Der Bundesgerichtshof sah das in seiner Entscheidung vom 14.01.2015 anders (BGH-Urteil IV ZR 43/14). Zwar sei es grundsätzlich zutreffend wie von den Vorinstanzen erkannt, dass die Kündigung gemäß § 205 Abs. 6 S. 2 VVG in der bis zum 30.04.2013 gültigen Fassung erst im Zeitpunkt des Zugangs des Nachweises der Anschlussversicherung beim bisherigen Versicherer wirksam werde und eine Rückwirkung auf den Zeitpunkt des Zugangs der Kündigung beim bisherigen Versicherer nicht in Betracht kommt (so BGH-Urteil IV ZR 258/11 vom 12.09.2012). Allerdings hat der Versicherer nach Erhalt der Kündigung die Pflicht, den Versicherungsnehmer auf die Notwendigkeit eines Anschlussversicherungsnachweises und dessen Fehlen hinzuweisen. Diese Hinweispflicht ergebe sich unmittelbar aus dem Versicherungsvertrag, der in besonderer Weise vom Grundsatz von Treu und Glauben beherrscht wird. Dieser aus § 242 herrührende Hinweispflicht kann der Versicherer nur durch ein entsprechendes Hinweisschreiben erfüllen, dass beim Versicherungsnehmer auch zugehen müsse. Der Versicherer hatte den Nachweis des Zuganges eines von ihm behaupteten Hinweisschreibens nicht erbracht und nicht erbringen können. Im Ergebnis führt der BGH aus, dass die Kündigung dadurch nicht wirksam werde, der Versicherer jedoch aus dem Gesichtspunkt von Treu und Glauben gemäß § 242 BGB daran gehindert sei, den Prämienanspruch geltend zu machen.
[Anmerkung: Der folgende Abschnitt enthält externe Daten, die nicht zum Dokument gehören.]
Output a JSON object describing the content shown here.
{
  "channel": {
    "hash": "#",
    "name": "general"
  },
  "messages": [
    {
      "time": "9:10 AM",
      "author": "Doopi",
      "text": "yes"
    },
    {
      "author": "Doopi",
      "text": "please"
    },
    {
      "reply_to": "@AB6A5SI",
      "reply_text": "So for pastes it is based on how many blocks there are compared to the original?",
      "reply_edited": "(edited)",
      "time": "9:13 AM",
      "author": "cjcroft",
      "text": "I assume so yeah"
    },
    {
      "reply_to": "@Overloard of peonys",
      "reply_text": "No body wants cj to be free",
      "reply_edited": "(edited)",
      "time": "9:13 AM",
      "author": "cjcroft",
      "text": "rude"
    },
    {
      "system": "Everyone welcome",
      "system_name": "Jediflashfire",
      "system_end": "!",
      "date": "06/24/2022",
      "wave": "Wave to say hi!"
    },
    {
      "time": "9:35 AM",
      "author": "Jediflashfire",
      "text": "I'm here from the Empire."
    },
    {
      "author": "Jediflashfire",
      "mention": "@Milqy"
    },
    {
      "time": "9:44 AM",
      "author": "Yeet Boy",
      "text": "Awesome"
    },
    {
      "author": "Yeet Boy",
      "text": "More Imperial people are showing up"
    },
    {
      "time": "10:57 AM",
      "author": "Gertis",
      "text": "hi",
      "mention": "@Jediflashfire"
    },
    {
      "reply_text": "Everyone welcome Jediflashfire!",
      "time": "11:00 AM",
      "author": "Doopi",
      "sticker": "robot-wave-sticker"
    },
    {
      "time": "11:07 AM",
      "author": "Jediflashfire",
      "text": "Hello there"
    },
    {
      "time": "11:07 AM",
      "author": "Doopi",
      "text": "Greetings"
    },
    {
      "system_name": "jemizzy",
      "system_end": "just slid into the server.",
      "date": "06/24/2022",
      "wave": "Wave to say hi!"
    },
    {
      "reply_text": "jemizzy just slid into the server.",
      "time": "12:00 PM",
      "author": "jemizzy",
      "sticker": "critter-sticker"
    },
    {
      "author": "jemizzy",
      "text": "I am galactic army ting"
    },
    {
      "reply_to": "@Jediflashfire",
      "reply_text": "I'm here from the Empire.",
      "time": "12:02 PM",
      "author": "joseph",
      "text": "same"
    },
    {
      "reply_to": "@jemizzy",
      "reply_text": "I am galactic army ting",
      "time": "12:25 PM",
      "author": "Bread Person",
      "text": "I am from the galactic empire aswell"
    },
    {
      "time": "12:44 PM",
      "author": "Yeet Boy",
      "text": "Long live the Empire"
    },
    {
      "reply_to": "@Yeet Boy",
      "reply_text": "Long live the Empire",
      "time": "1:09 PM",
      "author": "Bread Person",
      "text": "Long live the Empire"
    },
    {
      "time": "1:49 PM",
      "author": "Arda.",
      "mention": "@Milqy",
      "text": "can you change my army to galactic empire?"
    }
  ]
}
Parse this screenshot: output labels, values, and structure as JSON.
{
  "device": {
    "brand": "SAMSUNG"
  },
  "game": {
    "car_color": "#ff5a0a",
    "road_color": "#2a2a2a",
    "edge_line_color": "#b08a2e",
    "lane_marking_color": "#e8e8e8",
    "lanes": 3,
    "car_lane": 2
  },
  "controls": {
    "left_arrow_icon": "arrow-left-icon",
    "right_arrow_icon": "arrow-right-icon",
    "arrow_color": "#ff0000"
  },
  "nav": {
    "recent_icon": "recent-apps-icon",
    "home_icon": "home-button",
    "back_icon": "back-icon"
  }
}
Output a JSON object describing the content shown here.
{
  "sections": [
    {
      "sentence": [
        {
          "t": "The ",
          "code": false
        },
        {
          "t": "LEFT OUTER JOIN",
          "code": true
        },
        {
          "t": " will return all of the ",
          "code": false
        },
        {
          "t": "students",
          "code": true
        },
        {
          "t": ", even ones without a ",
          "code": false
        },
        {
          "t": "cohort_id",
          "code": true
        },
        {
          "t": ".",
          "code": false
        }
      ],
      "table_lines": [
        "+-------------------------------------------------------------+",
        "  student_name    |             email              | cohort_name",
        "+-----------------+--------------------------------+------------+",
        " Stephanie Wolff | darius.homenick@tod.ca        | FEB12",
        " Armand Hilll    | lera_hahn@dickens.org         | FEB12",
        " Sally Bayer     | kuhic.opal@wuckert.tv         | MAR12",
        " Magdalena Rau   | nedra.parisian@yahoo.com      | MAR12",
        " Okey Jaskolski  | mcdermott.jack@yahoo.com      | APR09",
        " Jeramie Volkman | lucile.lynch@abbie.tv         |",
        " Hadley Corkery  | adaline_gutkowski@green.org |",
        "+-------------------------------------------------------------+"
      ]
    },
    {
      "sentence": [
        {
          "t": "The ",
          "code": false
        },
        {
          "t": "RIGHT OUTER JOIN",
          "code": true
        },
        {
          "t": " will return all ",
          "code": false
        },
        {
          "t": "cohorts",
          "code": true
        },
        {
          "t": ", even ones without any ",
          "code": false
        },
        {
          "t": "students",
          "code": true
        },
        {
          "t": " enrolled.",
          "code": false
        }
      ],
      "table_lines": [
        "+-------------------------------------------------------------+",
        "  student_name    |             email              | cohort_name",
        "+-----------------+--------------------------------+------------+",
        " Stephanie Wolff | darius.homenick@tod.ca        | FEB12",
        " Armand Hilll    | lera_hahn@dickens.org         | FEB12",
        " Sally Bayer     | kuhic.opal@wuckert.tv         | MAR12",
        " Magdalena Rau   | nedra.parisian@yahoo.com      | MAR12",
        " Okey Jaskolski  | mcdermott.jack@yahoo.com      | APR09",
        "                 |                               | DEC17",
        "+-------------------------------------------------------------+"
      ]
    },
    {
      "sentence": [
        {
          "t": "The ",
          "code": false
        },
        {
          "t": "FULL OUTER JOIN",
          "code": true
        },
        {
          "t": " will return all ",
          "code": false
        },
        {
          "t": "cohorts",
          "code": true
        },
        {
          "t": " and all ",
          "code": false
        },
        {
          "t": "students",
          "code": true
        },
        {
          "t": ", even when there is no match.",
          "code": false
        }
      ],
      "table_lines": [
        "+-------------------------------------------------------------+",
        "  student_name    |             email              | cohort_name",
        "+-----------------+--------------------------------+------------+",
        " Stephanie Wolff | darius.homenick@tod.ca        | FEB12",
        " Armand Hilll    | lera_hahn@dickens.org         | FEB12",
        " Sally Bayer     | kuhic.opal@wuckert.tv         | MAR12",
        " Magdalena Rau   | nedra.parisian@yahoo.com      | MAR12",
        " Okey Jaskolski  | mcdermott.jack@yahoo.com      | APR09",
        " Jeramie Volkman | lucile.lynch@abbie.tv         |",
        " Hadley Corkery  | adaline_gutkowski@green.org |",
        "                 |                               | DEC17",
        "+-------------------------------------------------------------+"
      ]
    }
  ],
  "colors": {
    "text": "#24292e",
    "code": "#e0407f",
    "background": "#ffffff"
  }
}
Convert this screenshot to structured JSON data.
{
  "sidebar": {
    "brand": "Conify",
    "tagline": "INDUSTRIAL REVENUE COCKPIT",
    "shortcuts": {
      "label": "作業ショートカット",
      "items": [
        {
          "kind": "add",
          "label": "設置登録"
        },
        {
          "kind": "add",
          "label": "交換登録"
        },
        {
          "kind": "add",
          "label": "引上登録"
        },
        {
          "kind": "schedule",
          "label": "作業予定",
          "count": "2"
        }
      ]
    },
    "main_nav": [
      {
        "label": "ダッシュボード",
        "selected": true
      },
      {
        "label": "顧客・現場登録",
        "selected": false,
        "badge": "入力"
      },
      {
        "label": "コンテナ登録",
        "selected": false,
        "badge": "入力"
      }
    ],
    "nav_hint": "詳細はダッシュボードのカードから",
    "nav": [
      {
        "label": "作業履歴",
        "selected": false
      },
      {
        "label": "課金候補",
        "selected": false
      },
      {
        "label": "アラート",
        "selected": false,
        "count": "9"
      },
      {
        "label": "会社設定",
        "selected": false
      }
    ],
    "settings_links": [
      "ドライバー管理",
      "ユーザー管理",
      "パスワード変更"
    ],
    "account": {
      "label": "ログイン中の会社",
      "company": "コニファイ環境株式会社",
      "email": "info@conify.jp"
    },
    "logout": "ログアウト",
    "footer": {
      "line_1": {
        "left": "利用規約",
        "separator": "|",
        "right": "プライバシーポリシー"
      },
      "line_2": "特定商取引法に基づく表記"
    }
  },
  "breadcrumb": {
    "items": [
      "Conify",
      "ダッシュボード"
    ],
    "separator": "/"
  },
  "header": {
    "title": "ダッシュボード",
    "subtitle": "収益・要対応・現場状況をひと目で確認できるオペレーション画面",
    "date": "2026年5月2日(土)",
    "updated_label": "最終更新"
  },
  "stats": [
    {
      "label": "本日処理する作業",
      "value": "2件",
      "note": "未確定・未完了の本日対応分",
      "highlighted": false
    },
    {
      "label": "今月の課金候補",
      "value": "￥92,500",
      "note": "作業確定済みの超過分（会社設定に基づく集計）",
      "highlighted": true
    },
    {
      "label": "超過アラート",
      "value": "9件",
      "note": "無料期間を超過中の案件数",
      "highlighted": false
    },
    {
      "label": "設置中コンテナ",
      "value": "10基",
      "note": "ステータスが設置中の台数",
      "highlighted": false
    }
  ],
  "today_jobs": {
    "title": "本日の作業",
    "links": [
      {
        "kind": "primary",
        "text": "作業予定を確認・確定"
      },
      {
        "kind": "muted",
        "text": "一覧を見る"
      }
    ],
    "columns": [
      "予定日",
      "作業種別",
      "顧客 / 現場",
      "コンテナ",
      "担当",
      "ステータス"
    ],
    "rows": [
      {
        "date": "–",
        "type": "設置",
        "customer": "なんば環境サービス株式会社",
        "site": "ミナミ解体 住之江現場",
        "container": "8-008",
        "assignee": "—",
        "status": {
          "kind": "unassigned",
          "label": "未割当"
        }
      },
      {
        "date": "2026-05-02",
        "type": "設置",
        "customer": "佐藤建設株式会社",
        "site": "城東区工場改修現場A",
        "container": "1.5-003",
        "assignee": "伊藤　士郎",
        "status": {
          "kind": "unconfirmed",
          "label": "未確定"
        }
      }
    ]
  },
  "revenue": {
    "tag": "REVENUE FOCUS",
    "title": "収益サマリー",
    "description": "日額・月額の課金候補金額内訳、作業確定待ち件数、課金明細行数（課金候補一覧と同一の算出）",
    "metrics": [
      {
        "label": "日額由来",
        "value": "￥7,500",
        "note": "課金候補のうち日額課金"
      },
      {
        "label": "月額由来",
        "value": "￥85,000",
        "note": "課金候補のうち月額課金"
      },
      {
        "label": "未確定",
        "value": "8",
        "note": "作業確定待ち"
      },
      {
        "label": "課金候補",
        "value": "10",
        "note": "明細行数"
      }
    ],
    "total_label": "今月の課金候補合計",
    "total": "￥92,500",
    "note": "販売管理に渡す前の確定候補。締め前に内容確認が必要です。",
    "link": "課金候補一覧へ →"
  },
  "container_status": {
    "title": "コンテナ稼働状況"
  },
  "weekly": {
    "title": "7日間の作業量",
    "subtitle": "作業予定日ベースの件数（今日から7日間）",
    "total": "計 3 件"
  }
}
Kein Prämienanspruch des Versicherers wegen § 242 BGB - Treu und Glauben

Auf eine fehlende Belehrung wegen der Anschlussversicherung soll sich ein Versicherungsnehmer nur dann nicht berufen können, wenn er beim Versicherer für die Zeit, für die dieser Prämien fordert, Leistungen geltend gemacht hat. Das dürfte selbstverständlich sein und leuchtet ein.

Im Ergebnis ist wieder ein Stück Rechtssicherheit für den Verbraucher geschaffen worden. Die Kündigungsmöglichkeit eines Krankheitskostenvollversicherungsvertrages stellt hohe formelle Anforderungen an den Versicherungsnehmer. Hier kann er leicht Fehler machen. Der Versicherer muss alles dafür tun, um den schützenswerten Versicherungsnehmer vor diesen Fehlern zu bewahren. Die Entscheidung ist äußerst praxisrelevant. Es gibt eine Vielzahl von Fällen, bei denen Krankenversicherte mehrere Versicherungsverträge unterhalten, weil sich Versicherer auf formelle Fehler bei der Kündigung berufen. Gleiches gilt beim Wechsel in die gesetzliche Krankenversicherung. Wenn es Belehrungserfordernisse gibt, die den Versicherer treffen, dann muss er diese Belehrungspflichten auch nachweisbar erfüllen.

Wie für jede Erklärung des Versicherers gilt: Der Versicherer muss den Zugang der Velehrung nachweisen. Die Versicherer, die beim Zugangsnachweis Kosten sparen wollen, werden diese vermeintliche Kostenersparnis in der Regel mit einem Prozessverlust bezahlen müssen. Der vorliegende Fall stimmt jedoch auch vom Ergebnis. Der Versicherungsnehmer war ununterbrochen versichert, das Ziel der Gesetzesänderung 2008 nicht in Gefahr. Hier sollten sich die Versicherer, wie auch sonst bei den ungewollt auftretenden Mehrfachversicherungen gemäß §§ 77-79 VVG, wegen der Prämien abstimmen und nicht unnötig die Gerichte bemühen.